Surpreendeu-me a reacção que vi em alguns atletas depois de não terem conseguido a almejada medalha de ouro. Choros, lágrimas nos olhos, amuos e atitudes pouco educadas em relação ao público e a jornalistas. Crises desnecessárias se não vivessem no equívoco de que apenas a medalha de ouro é que interessava, e outro equívoco maior de que eles eram realmente os melhores. Os resultados provaram que não eram os melhores, pelo menos naquele momento.

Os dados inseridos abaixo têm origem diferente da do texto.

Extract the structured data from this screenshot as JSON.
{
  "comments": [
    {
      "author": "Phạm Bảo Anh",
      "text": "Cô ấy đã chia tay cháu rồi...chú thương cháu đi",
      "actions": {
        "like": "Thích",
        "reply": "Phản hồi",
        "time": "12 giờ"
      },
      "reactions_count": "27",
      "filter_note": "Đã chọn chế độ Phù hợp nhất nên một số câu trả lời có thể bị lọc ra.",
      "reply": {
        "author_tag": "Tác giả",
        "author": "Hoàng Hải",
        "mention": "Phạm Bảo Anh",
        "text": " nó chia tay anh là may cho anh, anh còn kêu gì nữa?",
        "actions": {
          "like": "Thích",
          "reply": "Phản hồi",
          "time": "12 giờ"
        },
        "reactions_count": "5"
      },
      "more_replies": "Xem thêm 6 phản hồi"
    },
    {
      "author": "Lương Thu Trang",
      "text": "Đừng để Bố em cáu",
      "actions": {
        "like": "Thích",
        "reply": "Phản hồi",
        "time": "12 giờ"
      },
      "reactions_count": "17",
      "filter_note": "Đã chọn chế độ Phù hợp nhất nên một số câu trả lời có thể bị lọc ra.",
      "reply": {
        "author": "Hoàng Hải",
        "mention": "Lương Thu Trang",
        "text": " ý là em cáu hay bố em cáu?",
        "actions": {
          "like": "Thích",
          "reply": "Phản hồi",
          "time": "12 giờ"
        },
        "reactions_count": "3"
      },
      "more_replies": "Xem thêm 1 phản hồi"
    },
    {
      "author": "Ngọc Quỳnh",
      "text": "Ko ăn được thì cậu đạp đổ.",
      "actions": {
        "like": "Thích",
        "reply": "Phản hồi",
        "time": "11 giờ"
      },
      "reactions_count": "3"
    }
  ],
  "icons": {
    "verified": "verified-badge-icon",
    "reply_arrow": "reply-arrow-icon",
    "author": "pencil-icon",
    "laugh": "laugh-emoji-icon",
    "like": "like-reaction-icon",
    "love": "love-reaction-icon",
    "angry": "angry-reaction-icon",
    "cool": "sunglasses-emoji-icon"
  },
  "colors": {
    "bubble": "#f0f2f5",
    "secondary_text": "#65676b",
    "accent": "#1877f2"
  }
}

O desporto, como muitas outras coisas, é sempre o reflexo de uma sociedade, não adianta culpar este ou aquele, este governo ou outros governos, a sociedade é a responsável pelos padrões e valores que desenvolve no seu seio. Portanto, para que os resultados apareçam a nível desportivo é preciso que a sociedade mude e não se deixe ficar apenas na cerveja, no churrasco e no futebol dos fins-de-semana. Por outro lado, não existe uma relação directa entre a qualidade dos atletas e o tamanho do país. Países bem pequenos e com reduzida população produzem atletas de alta competição, como se viu mais uma vez nestas Olimpíadas.